(Tunis) C’est un matin frais mais ensoleillé du mois de décembre à Tunis et je suis assis devant… Serge Chapleau.

Oui, bon, enfin, pas le caricaturiste de La Presse. Mais presque.

Je suis dans la salle de conférence de l’édifice du Syndicat national des journalistes tunisiens, sur l’avenue des États-Unis, tout près du plus grand parc de la ville. Et j’interroge un dessinateur de presse qui me semble être le Serge Chapleau tunisien.

INFOGRAPHIE LA PRESSE

Les ressemblances sont frappantes. Il a commencé à travailler comme caricaturiste très jeune, il y a plusieurs décennies. Aujourd’hui âgé de 65 ans, il est dans son pays l’un des doyens de sa profession. Et il est aussi populaire que respecté.

PHOTO ALEXANDRE SIROIS, LA PRESSE

Le caricaturiste Tawfiq Omrane

La grande différence avec mon ami Serge, c’est que Tawfiq Omrane est dans le collimateur des autorités. Il a été arrêté par la police en septembre dernier et brièvement mis derrière les barreaux.

En 2011, la Tunisie a fait une révolution. Tous les Tunisiens étaient contents par ce que nous vivions dans une nouvelle ère démocratique. Mais en 2023, on fait marche arrière. C’est une déception.

Tawfiq Omrane, caricaturiste tunisien

On a d’abord dit l’avoir arrêté pour un chèque sans provision de 290 dinars (environ 150 $ CAN) fait en 2015 à un opticien pour des lunettes achetées à son père – et remboursé en 2018.

Ce n’est pourtant pas le sujet qui a dominé son interrogatoire par la police.

« Les discussions sur le chèque sans provision ont duré cinq minutes. Celles sur les caricatures ont duré cinq heures, de 17 h à 22 h », raconte-t-il.

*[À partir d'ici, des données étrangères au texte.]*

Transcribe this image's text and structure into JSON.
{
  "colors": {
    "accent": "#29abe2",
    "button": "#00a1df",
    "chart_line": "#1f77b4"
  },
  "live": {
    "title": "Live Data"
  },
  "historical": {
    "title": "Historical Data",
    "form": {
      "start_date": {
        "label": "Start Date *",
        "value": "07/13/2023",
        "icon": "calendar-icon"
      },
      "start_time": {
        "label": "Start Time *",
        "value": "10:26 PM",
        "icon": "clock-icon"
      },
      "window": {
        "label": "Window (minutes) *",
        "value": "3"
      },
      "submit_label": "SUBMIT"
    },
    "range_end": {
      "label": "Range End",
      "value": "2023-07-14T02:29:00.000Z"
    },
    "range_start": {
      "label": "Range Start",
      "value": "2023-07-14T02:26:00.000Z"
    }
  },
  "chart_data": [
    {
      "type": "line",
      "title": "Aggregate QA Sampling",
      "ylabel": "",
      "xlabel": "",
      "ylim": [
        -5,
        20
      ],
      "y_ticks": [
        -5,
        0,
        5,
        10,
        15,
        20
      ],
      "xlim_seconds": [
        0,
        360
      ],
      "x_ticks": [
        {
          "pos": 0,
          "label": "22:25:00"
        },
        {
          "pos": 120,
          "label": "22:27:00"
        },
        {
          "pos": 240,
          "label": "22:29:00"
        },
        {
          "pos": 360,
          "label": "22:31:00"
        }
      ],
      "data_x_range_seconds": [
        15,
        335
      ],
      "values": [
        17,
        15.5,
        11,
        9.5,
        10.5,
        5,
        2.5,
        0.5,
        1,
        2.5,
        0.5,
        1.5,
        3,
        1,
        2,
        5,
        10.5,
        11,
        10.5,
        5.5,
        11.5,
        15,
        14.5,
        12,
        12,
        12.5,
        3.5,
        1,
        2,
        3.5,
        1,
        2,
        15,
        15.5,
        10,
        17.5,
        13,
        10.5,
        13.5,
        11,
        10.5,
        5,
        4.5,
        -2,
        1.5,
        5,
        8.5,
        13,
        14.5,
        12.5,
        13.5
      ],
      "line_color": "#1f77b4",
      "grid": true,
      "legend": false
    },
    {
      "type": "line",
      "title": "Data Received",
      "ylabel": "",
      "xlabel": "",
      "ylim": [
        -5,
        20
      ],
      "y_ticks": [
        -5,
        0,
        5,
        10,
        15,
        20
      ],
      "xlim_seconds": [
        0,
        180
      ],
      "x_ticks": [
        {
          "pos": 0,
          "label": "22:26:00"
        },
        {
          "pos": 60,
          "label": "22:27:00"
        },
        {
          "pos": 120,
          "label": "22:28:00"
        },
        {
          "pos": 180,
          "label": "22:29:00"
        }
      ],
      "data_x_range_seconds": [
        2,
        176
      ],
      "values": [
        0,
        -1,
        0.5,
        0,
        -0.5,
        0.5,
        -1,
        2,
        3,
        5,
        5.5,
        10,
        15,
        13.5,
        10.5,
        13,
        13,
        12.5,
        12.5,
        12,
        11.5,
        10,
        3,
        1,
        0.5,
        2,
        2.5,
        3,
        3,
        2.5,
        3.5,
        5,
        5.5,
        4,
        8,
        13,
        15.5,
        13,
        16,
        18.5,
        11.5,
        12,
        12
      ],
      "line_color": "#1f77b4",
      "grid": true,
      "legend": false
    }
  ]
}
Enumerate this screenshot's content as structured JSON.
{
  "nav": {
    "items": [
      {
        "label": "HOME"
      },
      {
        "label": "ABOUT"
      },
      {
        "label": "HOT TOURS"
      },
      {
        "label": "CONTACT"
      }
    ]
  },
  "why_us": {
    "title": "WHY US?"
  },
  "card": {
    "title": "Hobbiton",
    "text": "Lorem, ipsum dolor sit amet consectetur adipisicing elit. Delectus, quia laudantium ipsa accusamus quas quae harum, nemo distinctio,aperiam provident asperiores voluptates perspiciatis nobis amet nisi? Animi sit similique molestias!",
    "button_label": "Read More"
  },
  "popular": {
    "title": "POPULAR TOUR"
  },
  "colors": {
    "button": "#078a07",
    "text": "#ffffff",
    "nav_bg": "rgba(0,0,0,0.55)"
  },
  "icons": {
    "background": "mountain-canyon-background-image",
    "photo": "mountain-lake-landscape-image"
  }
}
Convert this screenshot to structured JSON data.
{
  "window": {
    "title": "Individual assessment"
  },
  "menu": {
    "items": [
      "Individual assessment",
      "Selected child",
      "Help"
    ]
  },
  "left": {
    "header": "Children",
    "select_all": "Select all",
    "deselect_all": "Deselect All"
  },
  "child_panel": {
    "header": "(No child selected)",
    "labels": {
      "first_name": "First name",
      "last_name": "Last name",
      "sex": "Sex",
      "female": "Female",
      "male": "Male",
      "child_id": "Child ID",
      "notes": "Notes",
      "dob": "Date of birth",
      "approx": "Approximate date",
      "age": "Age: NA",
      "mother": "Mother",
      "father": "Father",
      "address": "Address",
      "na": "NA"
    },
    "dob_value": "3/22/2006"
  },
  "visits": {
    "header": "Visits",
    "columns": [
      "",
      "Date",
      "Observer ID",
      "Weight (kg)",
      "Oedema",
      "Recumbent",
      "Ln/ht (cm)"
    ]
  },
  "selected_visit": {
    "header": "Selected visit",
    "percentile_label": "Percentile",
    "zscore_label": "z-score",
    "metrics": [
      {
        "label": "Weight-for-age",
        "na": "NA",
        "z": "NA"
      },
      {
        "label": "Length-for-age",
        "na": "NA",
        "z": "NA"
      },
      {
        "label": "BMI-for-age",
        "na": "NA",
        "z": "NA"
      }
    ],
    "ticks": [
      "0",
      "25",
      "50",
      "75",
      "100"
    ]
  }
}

Il estime que la goutte d’eau qui a fait déborder le vase – et provoqué son arrestation –, c’est probablement son dessin de l’actuel président, Kaïs Saïed, présenté sous les traits de Frankenstein. Une caricature qui illustre la couverture d’un essai politique.

Tawfiq Omrane, un homme à la voix douce et au sourire timide, précise que les policiers ont été très courtois avec lui. Mais il a quand même été transféré dans une cellule où se trouvaient 30 à 40 prisonniers.

On lui a donné un matelas et il s’est installé là où il restait un espace libre, devant les toilettes. À 2 h du matin, il a été libéré. En raison « des pressions nationales et internationales », selon lui.

IMAGE FOURNIE PAR TAWFIQ OMRANE

Couverture d’un essai de l’écrivain tunisien Kamel Riahi, sur laquelle on trouve une caricature de Tawfiq Omrane représentant le président tunisien, Kaïs Saïed

Bien sûr, Tawfiq Omrane a déjà connu pire répression. C’était l’enfer pour lui et pour bien d’autres sous le régime de Zine el-Abidine Ben Ali. Ce dictateur a régné de 1987 à 2011, année où il a été chassé du pouvoir lors du Printemps arabe (le 14 janvier, c’est-à-dire il y a 13 ans ce mois-ci).

Pendant plus de 23 ans, Tawfiq Omrane n’a fait des caricatures qu’une seule fois, clandestinement. « Et pour qu’on ne reconnaisse pas le style, j’ai dessiné avec la main gauche. »

Le Printemps arabe lui a redonné des ailes. Dès 2011, il a été de nouveau libre de pratiquer son métier. Il l’a fait avec enthousiasme, depuis, pour différents médias tunisiens. Il publie désormais ses caricatures surtout sur l’internet.

PHOTO FETHI BELAID, ARCHIVES AGENCE FRANCE-PRESSE

Des affrontements entre les forces de sécurité et les manifestants ont ébranlé Tunis le 14 janvier 2011, dans la foulée d’un discours à la nation du président tunisien Zine el-Abidine Ben Ali. Ce jour-là, le président Ben Ali, dont on voit ici le portrait, a finalement quitté le pouvoir… et le pays.

Mais aujourd’hui, l’État semble chercher à délimiter les endroits où ce caricaturiste peut voler avec ses nouvelles ailes.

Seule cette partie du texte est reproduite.